The idea that music is “brainwashing” people is rightly rejected — particularly when it stems from right-wing moral panics, as it often does today. But that doesn’t mean there isn’t a lingering fear in the back of many fans’ minds that they’re being manipulated, or developing a connection with something that is actually just a product. Still, Hanley tells me that writing songs for Josie and the Pussycats actually allowed her to be more honest with her fans. “If I’m putting myself in the headspace of a fictional character, then I can be completely unself-conscious about what I’m saying because it’s not about me,” she says.
I wonder if the same honesty can also be applied to the tensions between consumption and commerciality that is reflected in so many of these stories. On television shows and in films, we’re seeing made-up pop stars plainly presented as a product, which removes some of the peripheral fan anxiety about how manufactured their music is. “If you’re a punk rocker, or a ‘real’ Gaga fan, it’s okay to like this absurd, amazing sellout song that Diane Warren wrote,” Hanley says. “Because it’s not really her.” The songs might sound like silly parodies, but the relationship between listener and artist is actually more clear-cut when their artifice is declared from the outset. We’re in on the joke — not the butt of it.
Fictional pop stars tend to be portrayed as young women beholden to the whims of bad people (usually men) in the music industry. But Blair thinks social media has sent the music industry into strange, uncharted waters, where posts and view counts are becoming more influential, and careers can live and die by the algorithm. “Back in the day, there were a lot more gatekeepers,” he says. “Now, the music industry is cuckoo crazy because there is so much democracy.”
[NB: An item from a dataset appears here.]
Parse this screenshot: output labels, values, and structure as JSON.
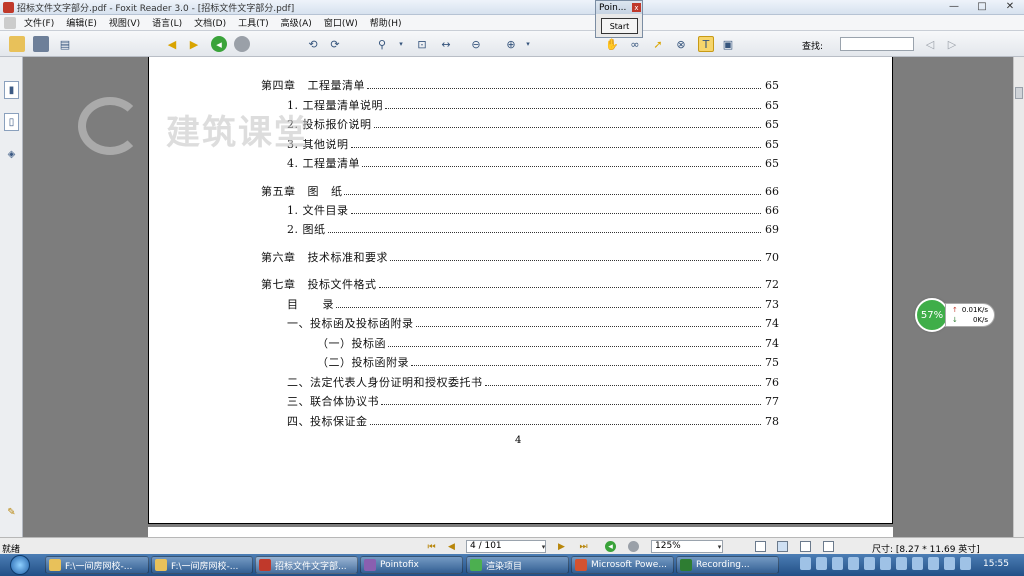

Gatekeepers of taste are losing their influence in the new social-media landscape. When so much art, content, and even basic social interactions feel staged and performed, what fans crave the most is authenticity. As counterintuitive as it might seem, fictional pop starlets facilitate a more transparent consumer-creator relationship by being up front about their intentions. When we know that a song isn’t pretending to be anything more profound than a catchy bop, designed to appeal to the widest possible audience as a vessel for profit, we have greater permission to enjoy it for the most basic reason: Because we actually like it, and we’re comfortable with that transaction. Without false pretenses, we are free to be more honest about our own tastes, too. As Warren says: “There’s nothing wrong with a good, fun pop song — and you can’t keep a good song down.”